The Emerging Leader Award
The Emerging Leader in Chromatography Award recognizes the achievements and aspirations of a talented young separation scientist who has made strides early in his or her career toward the advancement of chromatographic techniques and applications.
Gionfriddo, the 2023 winner, received her PhD in chemistry in 2013 at the University of Calabria, in Italy. Following work as a postdoctoral fellow and research associate at the University of Waterloo, in Canada, in 2018 she became an assistant professor of chemistry at the University of Toledo, in Ohio, where she is the founding member of the Dr. Nina McClelland Laboratory for Water Chemistry and Environmental Analysis.
Gionfriddo’s contributions to separation science involve the implementation of alternative, green microseparation methodologies for extraction of small molecules from challenging biological and environmental samples.

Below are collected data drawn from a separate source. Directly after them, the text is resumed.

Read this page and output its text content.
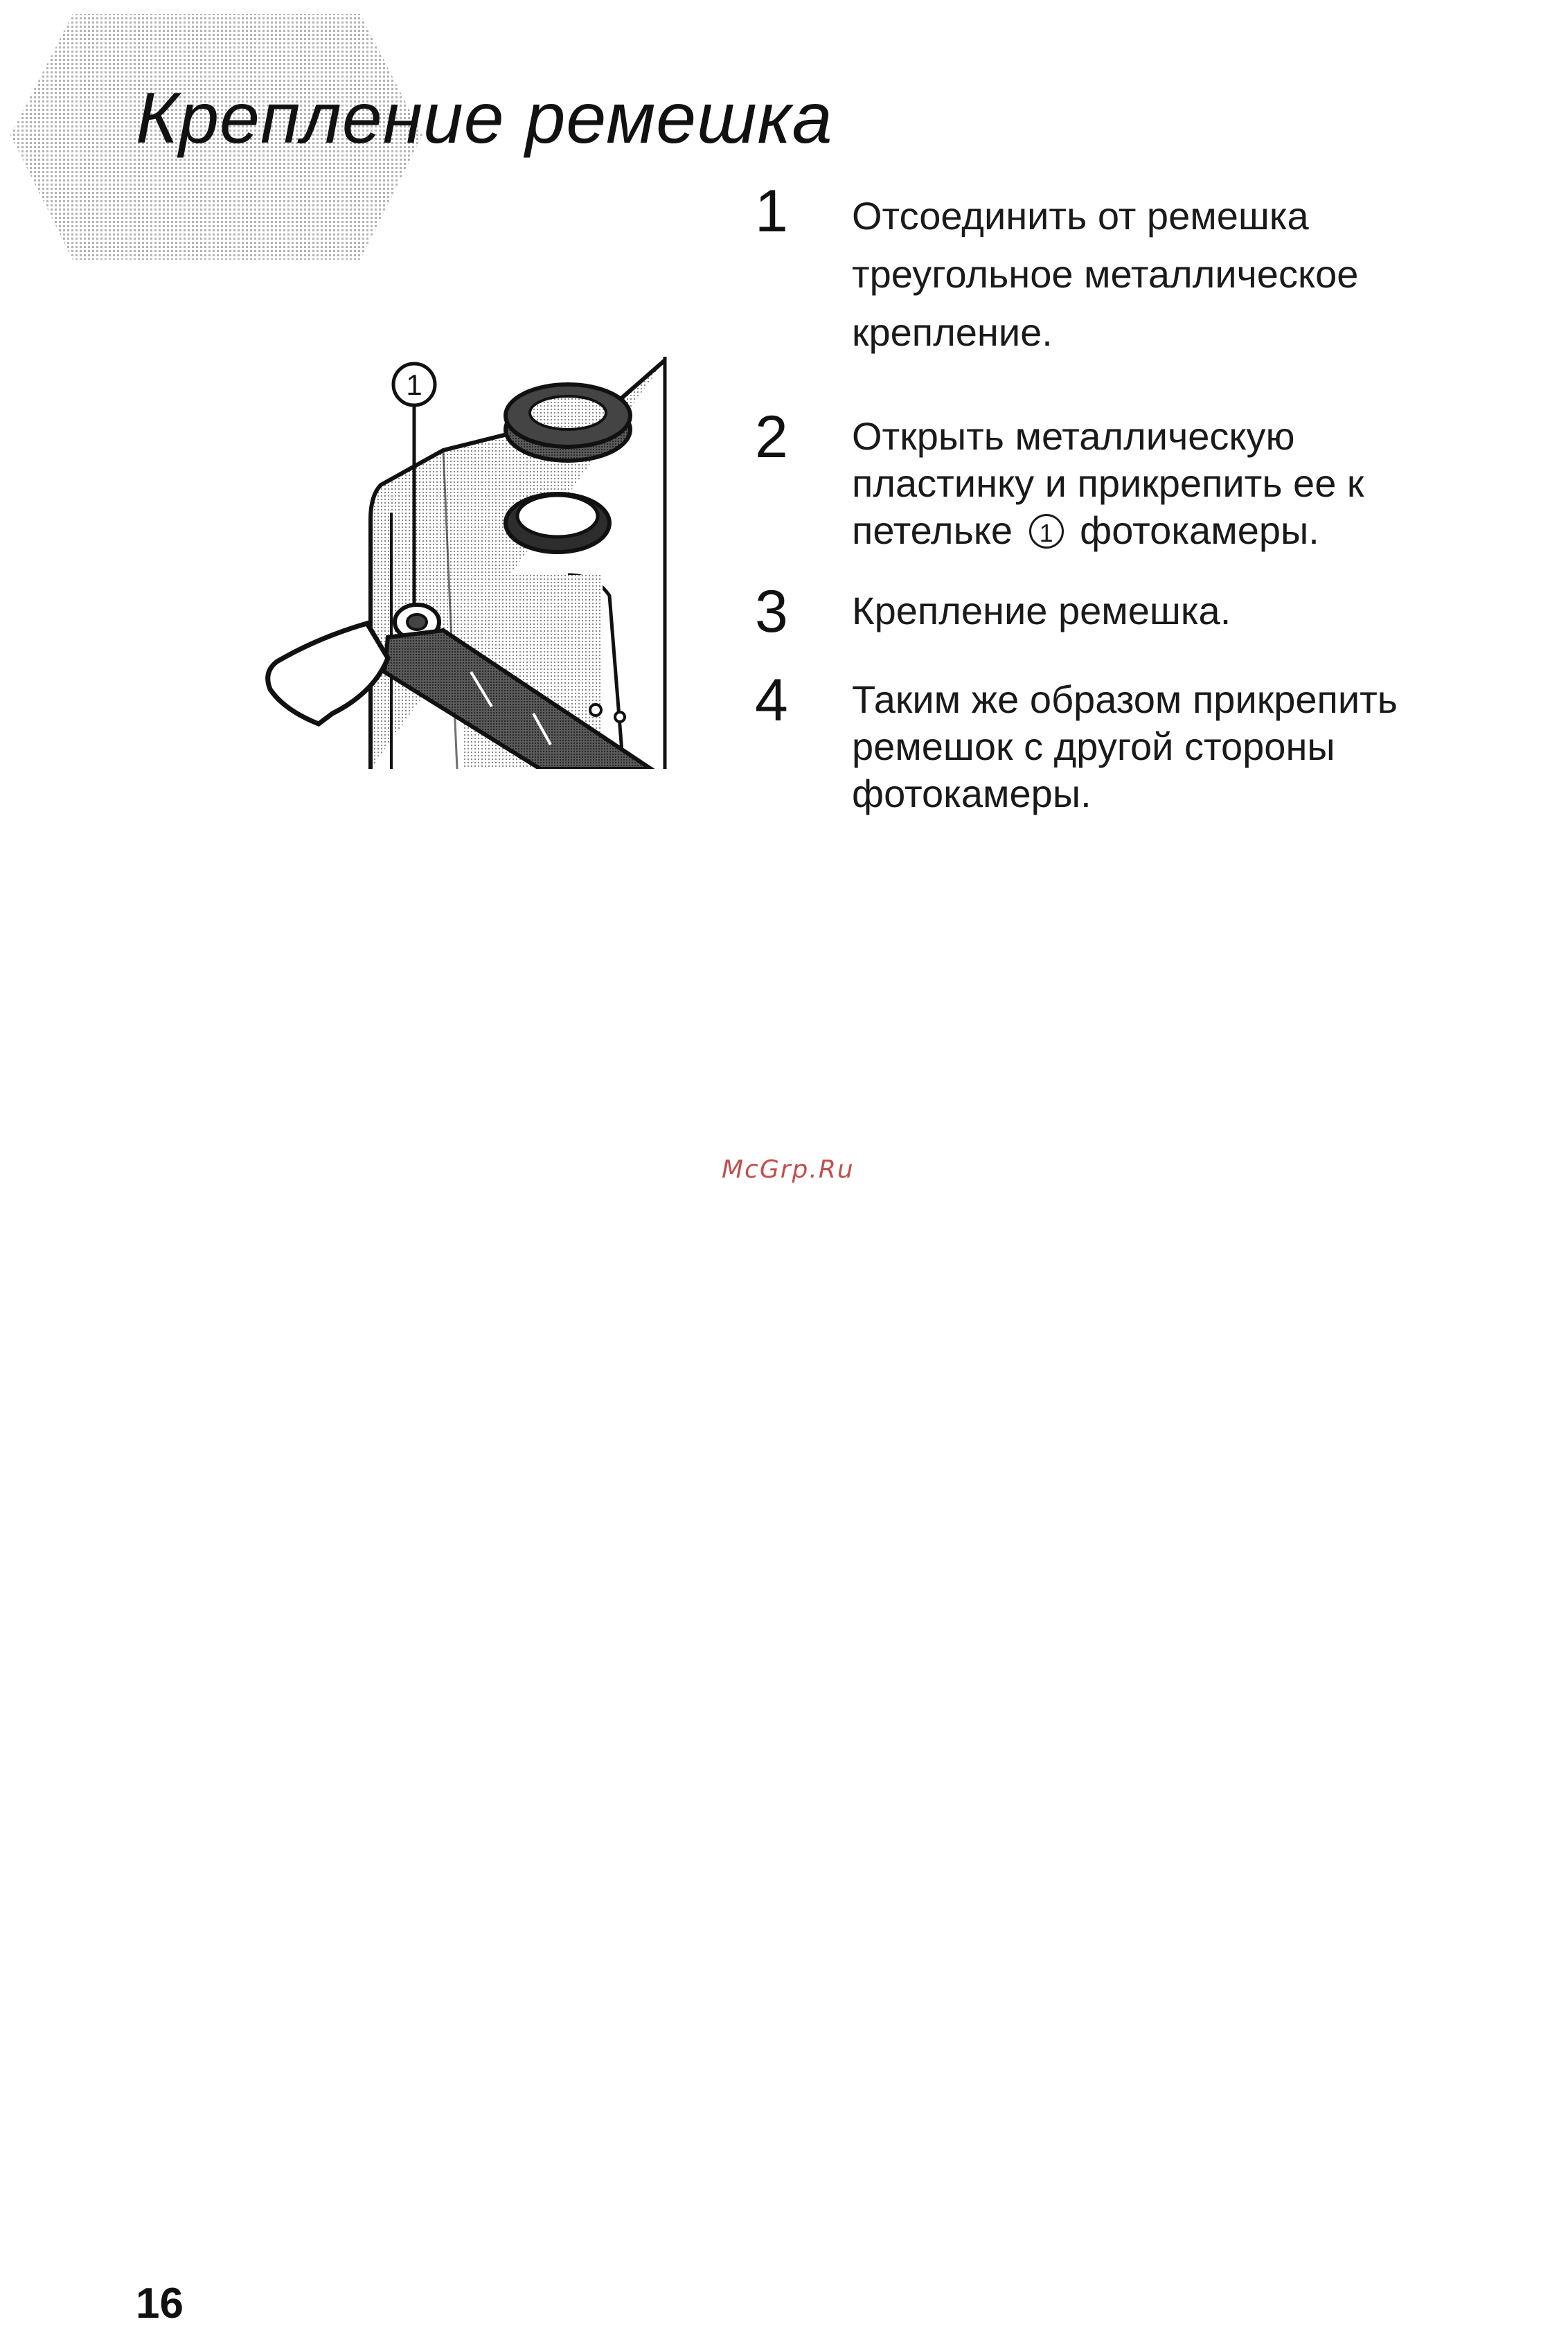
Крепление ремешка
1
1 Отсоединить от ремешка

треугольное металлическое

крепление.

2 Открыть металлическую

пластинку и прикрепить ее к

петельке 1 фотокамеры.

3 Крепление ремешка.

4 Таким же образом прикрепить

ремешок с другой стороны

фотокамеры.

McGrp.Ru
16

Her research focus has important implications for environmental monitoring of contaminants, exposomics studies in biological samples and living organisms, and targeted and untargeted metabolomics. Of particular relevance is her contribution in developing and testing biocompatible extraction phases for microextraction that have enabled the extraction of a broad range of molecules in complex media.
One example of her recent work is the development of a versatile approach to the untargeted extraction of organic species and metals from untreated produced water (PW) samples from oil and gas extraction operations. The approach facilitated the discrimination of each PW sample based on its geochemical origin with a prediction accuracy above 90%, paving the way for PW origin tracing in the environment. Gionfriddo has also recently developed a novel extraction phase that enabled quantification of perfluoroalkyl substances (PFAS) down to 1 part per trillion level using a selective sorbent for microextraction capable of ion exchange with the charged chemical moiety that PFAS incorporate in their structure.
In another recent study, Gionfriddo and coworkers used biocompatible solid-phase microextraction (SPME) fibers for the determination of nicotine and its metabolites from pure rabbit plasma at the part per trillion level. The simultaneous extraction and chromatographic separation of major nicotine metabolites allowed for monitoring the metabolic interconversion of nicotine after its release into the bloodstream.
To date, Gionfriddo has more than 50 publications, including three book chapters, as well as one patent. She has given 60 oral and poster presentations. She has received several awards, including a 2022National Science Foundation CAREER Award, the 2022 Satinder Ahuja Award for Young Investigators in Separation Science from the American Chemical Society’s Analytical Chemistry Division, the 2022 University of Toledo President's Award for Excellence in Creative and Scholarly Activities, the UTC Excellence in Sample Prep Award at the North American Chemical Residue Workshop (NACRW) in 2018, the Young Author Prize at the International Symposium on Advances in Extraction Technologies (ExTech2018), and best poster awards at the Extech 2018, 2017, and 2016 conferences.
She is currently serves on the University of Toledo Water Task Force and on the Scientific Council of Advisors for the State of Ohio’s Attorney General’s Office. She is a member of the editorial board of several journals and is currently the Secretary of the Analytical Chemistry Subdivision on Chromatography and Separation Chemistry of the American Chemical Society.